Industry titans are catching on, too. This year, Ariana Grande, one of the biggest solo stars in the world right now, released Sweetener, an album that was a few years in the making, then immediately usurped it with “thank u, next,” a track written and recorded in a creative post-breakup flurry. “My dream has always been to be -- obviously not a rapper, but, like, to put out music in the way that a rapper does,” she said in her Billboard Woman of the Year interview. “I feel like there are certain standards that pop women are held to that men aren't. We have to do the teaser before the single, then do the single, and wait to do the preorder, and radio has to impact before the video, and we have to do the discount on this day, and all this shit. It’s just like, ‘Bruh, I just want to fucking talk to my fans and sing and write music and drop it the way these boys do. Why do they get to make records like that and I don’t?’ So I do and I did and I am, and I will continue to.” (A full album, also titled Thank U, Next and mostly written in the span of a week, is expected in early 2019.)

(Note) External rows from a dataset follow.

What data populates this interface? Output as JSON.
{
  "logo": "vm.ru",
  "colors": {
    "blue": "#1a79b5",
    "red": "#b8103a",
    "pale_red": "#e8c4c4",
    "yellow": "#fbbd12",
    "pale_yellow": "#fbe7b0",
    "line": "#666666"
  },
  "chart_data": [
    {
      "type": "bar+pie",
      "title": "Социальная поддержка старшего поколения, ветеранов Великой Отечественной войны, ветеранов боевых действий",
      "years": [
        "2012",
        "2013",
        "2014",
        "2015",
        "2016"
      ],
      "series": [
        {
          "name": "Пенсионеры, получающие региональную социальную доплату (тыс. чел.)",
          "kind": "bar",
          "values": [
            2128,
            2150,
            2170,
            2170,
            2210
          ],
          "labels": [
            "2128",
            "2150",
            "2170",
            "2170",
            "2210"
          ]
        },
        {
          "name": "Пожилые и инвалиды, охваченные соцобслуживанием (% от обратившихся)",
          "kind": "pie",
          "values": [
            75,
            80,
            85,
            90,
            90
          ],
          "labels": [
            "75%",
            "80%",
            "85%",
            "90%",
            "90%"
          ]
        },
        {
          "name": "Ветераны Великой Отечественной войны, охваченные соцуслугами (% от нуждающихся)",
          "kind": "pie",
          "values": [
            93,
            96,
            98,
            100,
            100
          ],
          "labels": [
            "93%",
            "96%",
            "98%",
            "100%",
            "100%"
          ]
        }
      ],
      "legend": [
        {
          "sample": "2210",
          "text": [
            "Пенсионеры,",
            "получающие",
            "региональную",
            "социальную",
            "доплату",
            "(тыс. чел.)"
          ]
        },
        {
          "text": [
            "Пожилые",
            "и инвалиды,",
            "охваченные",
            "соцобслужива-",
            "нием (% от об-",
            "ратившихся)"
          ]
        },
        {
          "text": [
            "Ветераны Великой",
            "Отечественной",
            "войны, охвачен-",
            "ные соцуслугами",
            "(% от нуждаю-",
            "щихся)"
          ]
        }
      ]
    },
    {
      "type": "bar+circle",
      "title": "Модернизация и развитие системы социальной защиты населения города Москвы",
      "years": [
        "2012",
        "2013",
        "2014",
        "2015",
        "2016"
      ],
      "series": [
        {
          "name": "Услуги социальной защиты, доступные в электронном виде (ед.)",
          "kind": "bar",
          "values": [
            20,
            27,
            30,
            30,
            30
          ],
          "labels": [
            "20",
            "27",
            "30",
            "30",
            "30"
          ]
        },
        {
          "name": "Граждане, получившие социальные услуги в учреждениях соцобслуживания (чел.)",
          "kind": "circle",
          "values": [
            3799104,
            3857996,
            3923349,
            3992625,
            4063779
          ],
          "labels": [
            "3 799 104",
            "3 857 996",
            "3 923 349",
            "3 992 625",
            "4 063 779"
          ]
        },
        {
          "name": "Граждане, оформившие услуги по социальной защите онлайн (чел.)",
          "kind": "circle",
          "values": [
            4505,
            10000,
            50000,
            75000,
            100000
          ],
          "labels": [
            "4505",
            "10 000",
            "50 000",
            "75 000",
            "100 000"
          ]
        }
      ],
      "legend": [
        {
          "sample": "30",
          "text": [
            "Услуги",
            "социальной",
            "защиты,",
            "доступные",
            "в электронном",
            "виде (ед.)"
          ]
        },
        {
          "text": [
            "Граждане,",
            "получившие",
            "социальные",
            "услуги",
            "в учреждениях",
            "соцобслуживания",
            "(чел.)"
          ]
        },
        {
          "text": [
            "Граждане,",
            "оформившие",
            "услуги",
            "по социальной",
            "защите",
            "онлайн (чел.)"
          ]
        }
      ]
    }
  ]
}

As those singers rewrite the rules of releasing music, other artists are rewriting the rules of group membership. Brockhampton officially boasts 14 members, who all take on various creative roles in the group, but only about half perform live, and not every member who contributes vocals appears on each song. The phenomenal success of AKB48, the 130-plus-member J-pop “idol band” made up of rotating teams of girls who perform out of a theatre in Tokyo’s area Akihabara any given day, also shows that you don’t need a fixed lineup to become a successful girl group.

The pop girl collective is a natural extension of all these developments. Instead of waiting to go solo, everyone starts out solo and teams up only when they can or are inspired to do so -- at the pace they’re creating, there’ll likely always be an opportunity to jump in. At the same time, there’s an element of quality control: Although Dua Lipa’s ability to assemble ALMA, Charli, MØ and Larsson via text is deeply impressive, the logistics of various’ stars schedules means making an entire album-length project together is unlikely. Instead, every collaboration or live performance becomes a Big Moment -- the kind that only come a few times in any given record cycle for a traditional girl group, who are rarely known for being album artists anyway. There are so many exciting women rethinking pop right now -- why not reshape the girl group in their image?

When a photo emerged of Carly Rae Jepsen, Lorde and Charli XCX together at The Ally Coalition's third annual Talent Show in January of 2017, Twitter erupted in an frenzy of longing for a collaboration. Charli XCX tweeted at the other two: “WE ARE A HOT GIRL BAND!!! promise me no ones gonna go solo????” The beauty of the pop girl collective is that they won’t need to: They already are.